Tuesday, June 21, 2005

Dog's warning to cosmologists

No, that's not a typo. God probably quite appreciates cosmologists. Who doesn't want to have others around them in awe of their work? When a surgeon pulls off a particularly brilliant bit of cranial surgery, does he tell the guy driving an ice cream truck or use it to go hit on nurses? I'm guessing the latter.

Most cosmologists are currently of the opinion that the Universe has eleven dimensions rather than the three we are able to perceive in day-to-day life.

At the other end of the spectrum, my dog normally lives in a two-dimensional world in which she can eat, pee, chase squirrels, smell things and beg for more food - in that order.

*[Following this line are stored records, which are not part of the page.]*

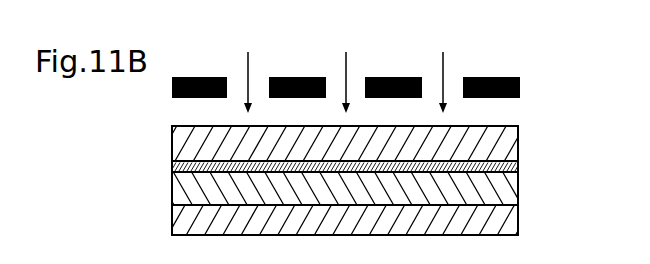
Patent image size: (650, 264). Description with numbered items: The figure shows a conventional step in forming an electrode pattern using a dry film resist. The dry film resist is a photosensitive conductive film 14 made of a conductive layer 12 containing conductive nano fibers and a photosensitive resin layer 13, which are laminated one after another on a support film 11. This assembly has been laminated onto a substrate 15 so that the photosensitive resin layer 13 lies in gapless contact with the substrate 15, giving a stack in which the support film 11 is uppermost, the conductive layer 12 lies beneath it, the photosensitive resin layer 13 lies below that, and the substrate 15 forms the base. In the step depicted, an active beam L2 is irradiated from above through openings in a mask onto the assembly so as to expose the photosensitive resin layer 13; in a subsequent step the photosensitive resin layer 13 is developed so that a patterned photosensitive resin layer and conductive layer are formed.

The support film 11 is at (478, 148).
The conductive layer 12 is at (518, 168).
The photosensitive resin layer 13 is at (370, 191).
The photosensitive conductive film 14 is at (397, 168).
The substrate 15 is at (480, 217).
The active beam L2 is at (443, 72).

Last night, she suddenly experienced what many theorists dream of: a higher dimension. For whatever reason, she chose to turn her head in a new direction and look up at the perfectly clear sky. Sadly, she did not like this new world and ended up whingeing and howling at planes passing over us at tens of thousands of feet. She tracked three of them as they trailed across the sky toward the eastern horizon, sometimes barking at and sometimes cowering from them. Perhaps they were some new trick of the evil squirrels? Who can tell?

What's the lesson for cosmologists? Finding whole new dimensions may not be as fun as you thought. Moving from a limited world (in her case, that of grounded squirrels and interesting smells) to a much bigger and new one can reveal horrible things that will destroy your world.

Or maybe you'll just end up barking at higher-dimensional beings flying to Europe.

1 comment:

Pistophocles said...

(Transfered comment from this blog's former home on spaces.live.com)

Graybune wrote:
Maddie, the land shark, has always been aware of this higher dimension, with similar responses to it. When I moved into my first house we had a ceiling fan in the bedroom. Maddie would sit on the bed and bark at it. She has come to accept this other dimension and uses it now to only look at treed squirrels.